Beliefnet.com editor Steve Waldman has caused something of a stir with his recent essay about how John Kerry is dealing with religious issues in the campaign. “He seems to have decided that the best way to deal with religion in this campaign is the same way Kennedy (the last Catholic Democratic contender) did. JFK1 emphasized the separation of church and state and so, therefore, should Kerry,” writes Waldman, who thinks this is a mistake. Voters want to know what drives a candidate and Kerry claims that his faith is important to his decision making process. Why not showcase that? Waldman has a theory:
….the Kerry campaign suffers from the fact that while most Democrats are religious, many liberal Democratic activists are not. Perhaps the real problem with the paucity of African-Americans at senior levels of the Kerry campaign is not that he doesn't understand racial language but that—forgive the gross stereotyping—the white aides tend to be more tone deaf about religion than the black ones.
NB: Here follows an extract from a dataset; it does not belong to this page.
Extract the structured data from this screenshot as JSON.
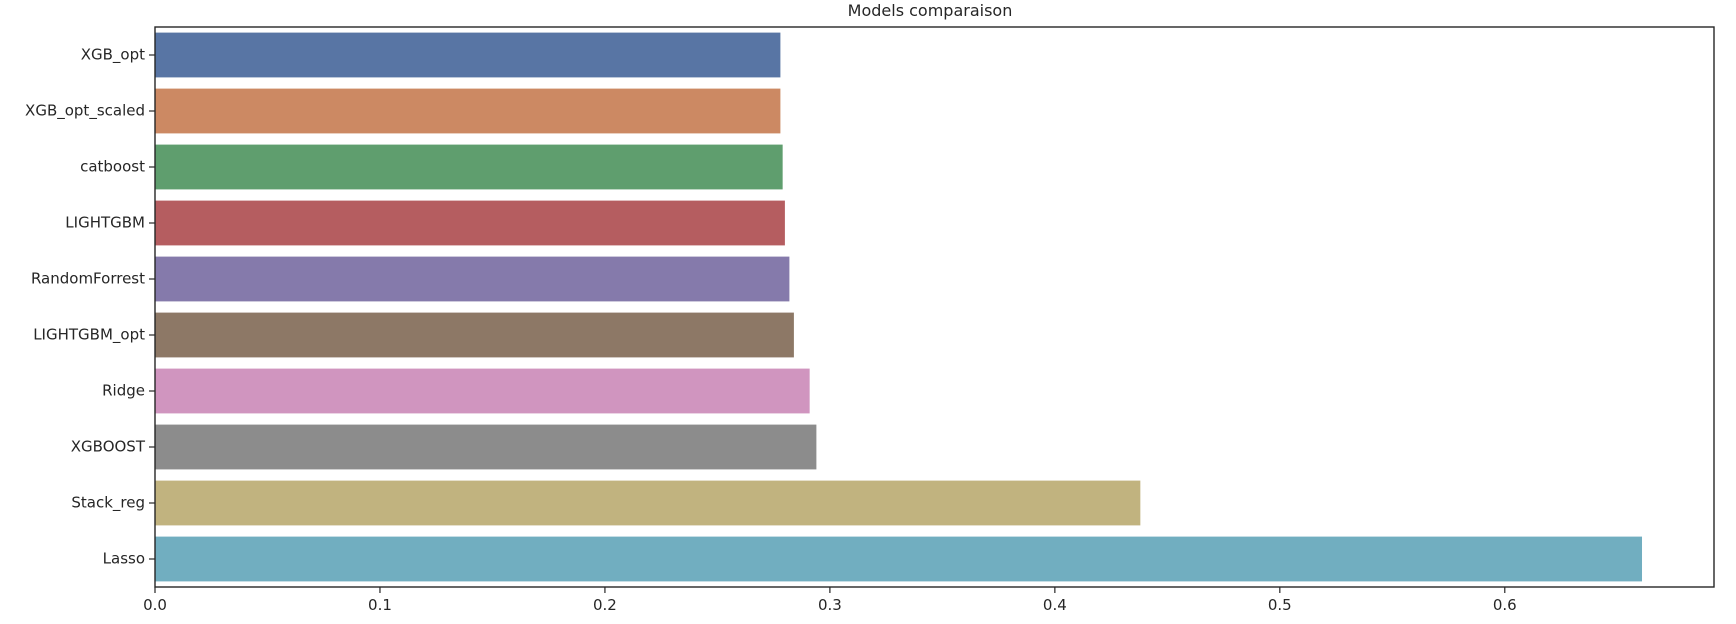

Is it true that liberal activists are uncomfortable about religion? My sense is that in some cases that is true and maybe it is the reason that Kerry shies away from religious talk. As I’ve written before, religious progressives are not always welcomed to the table by progressive secularists. That’s unfortunate. Most Americans understand religious language and respect those who share their faith without trying to impose it on others. We want to know that our leaders are more than unfeeling technocrats. We want to know that our leaders believe in something larger than themselves and their politics.
John Kerry, no doubt, has those qualities. He is clearly a man of great faith. So far, however, his campaign themes have largely ignored that. All that Americans know is Kerry wants to be President. Very few have any idea why. Being more open with his faith might give people a better idea of who he is and why he wants to be president.